Gepubliceerd op NatureToday, 09-mrt-2023
Tijdens een wandeling door akkergebied kom je ze zelden tegen: houtsnippen. Niet verwonderlijk, want de soort is vooral bekend als bosvogel. In de nacht verlaten houtsnippen echter de veiligheid van bos en ruigtes om in het open (akker)veld te foerageren op bodemfauna, met name regenwormen zijn geliefd. Maar waar doen ze dat, hoeveel houtsnippen overwinteren hier en wat valt er van ze te leren?

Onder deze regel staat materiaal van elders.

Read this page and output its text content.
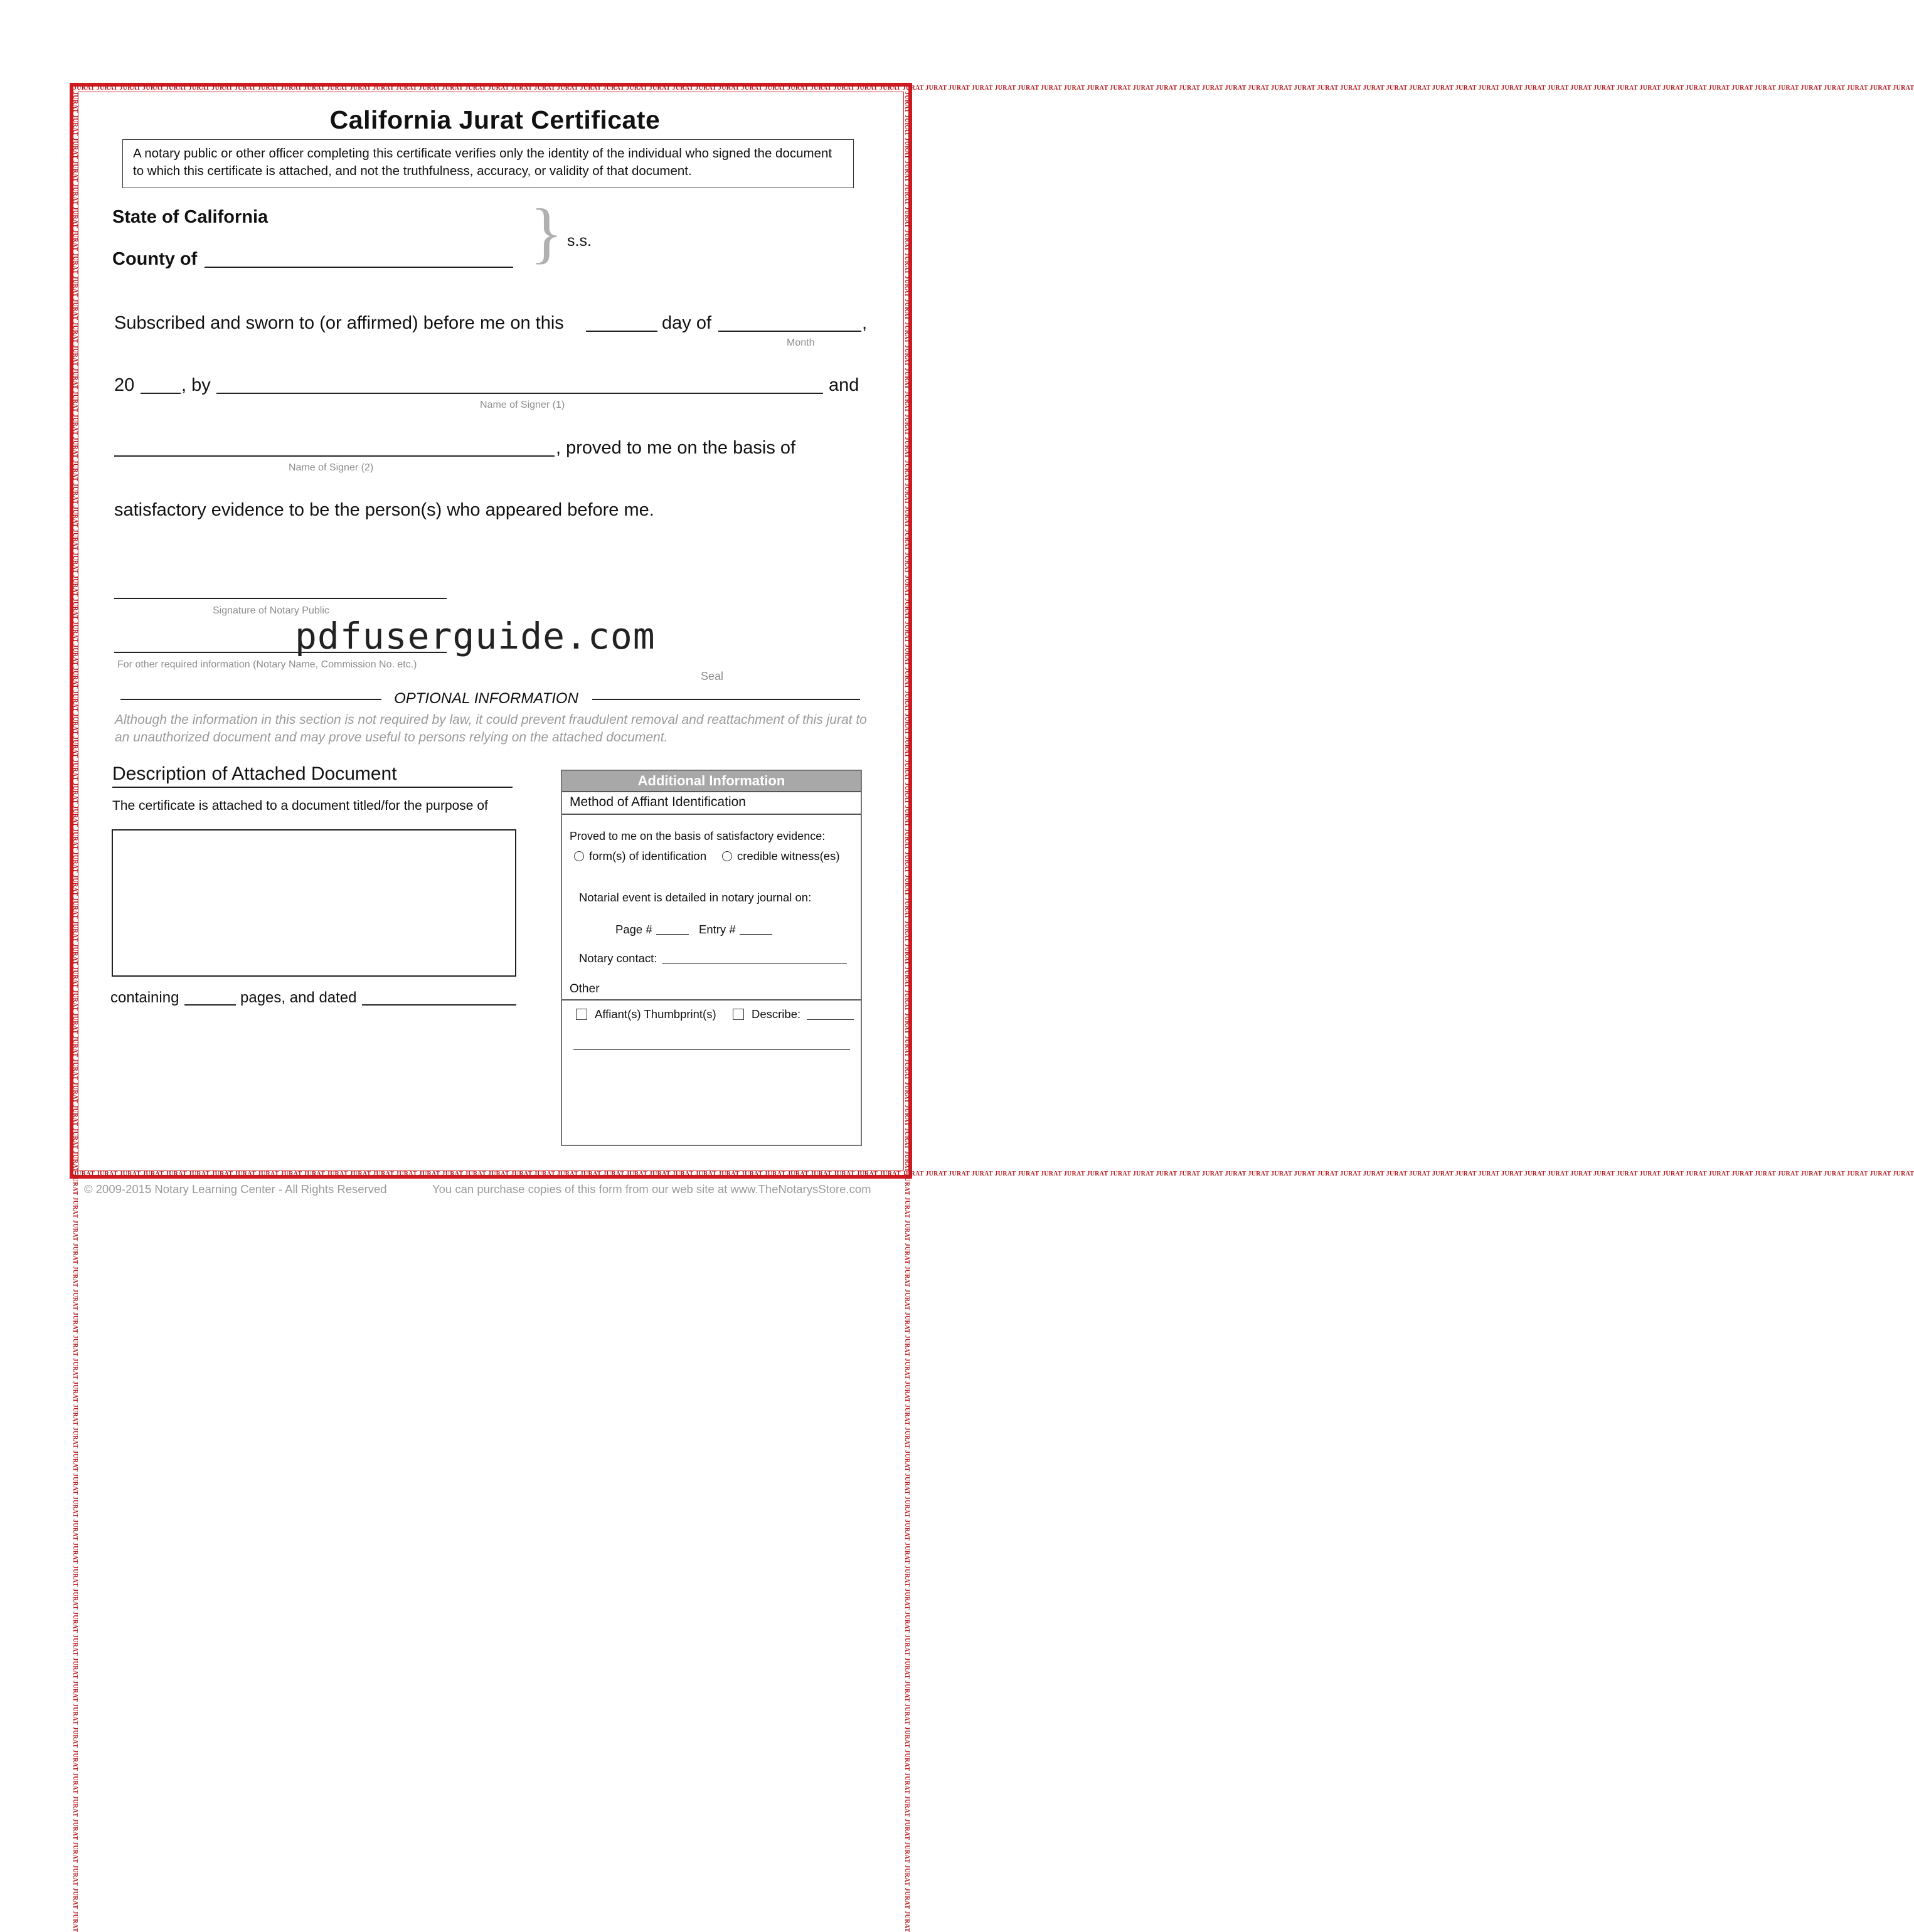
JURAT JURAT JURAT JURAT JURAT JURAT JURAT JURAT JURAT JURAT JURAT JURAT JURAT JURAT JURAT JURAT JURAT JURAT JURAT JURAT JURAT JURAT JURAT JURAT JURAT JURAT JURAT JURAT JURAT JURAT JURAT JURAT JURAT JURAT JURAT JURAT JURAT JURAT JURAT JURAT JURAT JURAT JURAT JURAT JURAT JURAT JURAT JURAT JURAT JURAT JURAT JURAT JURAT JURAT JURAT JURAT JURAT JURAT JURAT JURAT JURAT JURAT JURAT JURAT JURAT JURAT JURAT JURAT JURAT JURAT JURAT JURAT JURAT JURAT JURAT JURAT JURAT JURAT JURAT JURAT
JURAT JURAT JURAT JURAT JURAT JURAT JURAT JURAT JURAT JURAT JURAT JURAT JURAT JURAT JURAT JURAT JURAT JURAT JURAT JURAT JURAT JURAT JURAT JURAT JURAT JURAT JURAT JURAT JURAT JURAT JURAT JURAT JURAT JURAT JURAT JURAT JURAT JURAT JURAT JURAT JURAT JURAT JURAT JURAT JURAT JURAT JURAT JURAT JURAT JURAT JURAT JURAT JURAT JURAT JURAT JURAT JURAT JURAT JURAT JURAT JURAT JURAT JURAT JURAT JURAT JURAT JURAT JURAT JURAT JURAT JURAT JURAT JURAT JURAT JURAT JURAT JURAT JURAT JURAT JURAT
JURAT JURAT JURAT JURAT JURAT JURAT JURAT JURAT JURAT JURAT JURAT JURAT JURAT JURAT JURAT JURAT JURAT JURAT JURAT JURAT JURAT JURAT JURAT JURAT JURAT JURAT JURAT JURAT JURAT JURAT JURAT JURAT JURAT JURAT JURAT JURAT JURAT JURAT JURAT JURAT JURAT JURAT JURAT JURAT JURAT JURAT JURAT JURAT JURAT JURAT JURAT JURAT JURAT JURAT JURAT JURAT JURAT JURAT JURAT JURAT JURAT JURAT JURAT JURAT JURAT JURAT JURAT JURAT JURAT JURAT JURAT JURAT JURAT JURAT JURAT JURAT JURAT JURAT JURAT JURAT	JURAT JURAT JURAT JURAT JURAT JURAT JURAT JURAT JURAT JURAT JURAT JURAT JURAT JURAT JURAT JURAT JURAT JURAT JURAT JURAT JURAT JURAT JURAT JURAT JURAT JURAT JURAT JURAT JURAT JURAT JURAT JURAT JURAT JURAT JURAT JURAT JURAT JURAT JURAT JURAT JURAT JURAT JURAT JURAT JURAT JURAT JURAT JURAT JURAT JURAT JURAT JURAT JURAT JURAT JURAT JURAT JURAT JURAT JURAT JURAT JURAT JURAT JURAT JURAT JURAT JURAT JURAT JURAT JURAT JURAT JURAT JURAT JURAT JURAT JURAT JURAT JURAT JURAT JURAT JURAT
California Jurat Certificate
A notary public or other officer completing this certificate verifies only the identity of the individual who signed the document to which this certificate is attached, and not the truthfulness, accuracy, or validity of that document.
State of California
County of	} s.s.
Subscribed and sworn to (or affirmed) before me on this	day of	,
Month
20	, by	and
Name of Signer (1)
, proved to me on the basis of
Name of Signer (2)
satisfactory evidence to be the person(s) who appeared before me.
Signature of Notary Public
For other required information (Notary Name, Commission No. etc.)
Seal
pdfuserguide.com
OPTIONAL INFORMATION
Although the information in this section is not required by law, it could prevent fraudulent removal and reattachment of this jurat to an unauthorized document and may prove useful to persons relying on the attached document.
Description of Attached Document
The certificate is attached to a document titled/for the purpose of
containing	pages, and dated
Additional Information
Method of Affiant Identification
Proved to me on the basis of satisfactory evidence:
form(s) of identification	credible witness(es)
Notarial event is detailed in notary journal on:
Page #	Entry #
Notary contact:
Other
Affiant(s) Thumbprint(s)	Describe:
© 2009-2015 Notary Learning Center - All Rights Reserved	You can purchase copies of this form from our web site at www.TheNotarysStore.com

Genoeg reden voor Grauwe Kiekendief – Kenniscentrum Akkervogels (GKA) om een aantal winters geleden te beginnen met het uitvoeren van structurele tellingen in akkerbouwgebied in Zuid-Holland. Elke twee weken wordt ’s avonds een vaste route gelopen waarbij met behulp van een zaklamp de vogels worden geteld. Dat leverde direct verrassingen op. In de nachtelijke uren vertegenwoordigt het snippentrio een belangrijk onderdeel van de akkeravifauna in akkerbouwgebied. Watersnippen, houtsnippen en ook bokjes foerageren ’s nachts in flinke aantallen op akkers. Ze werden met name waargenomen op locaties met een bodembedekking, zoals groenbemesters, akkerranden en schouwpaden. Houtsnippen foerageerden meestal solitair, maar duo’s waren niet ongebruikelijk en ook grotere groepen tot maximaal vijf exemplaren kwamen voor.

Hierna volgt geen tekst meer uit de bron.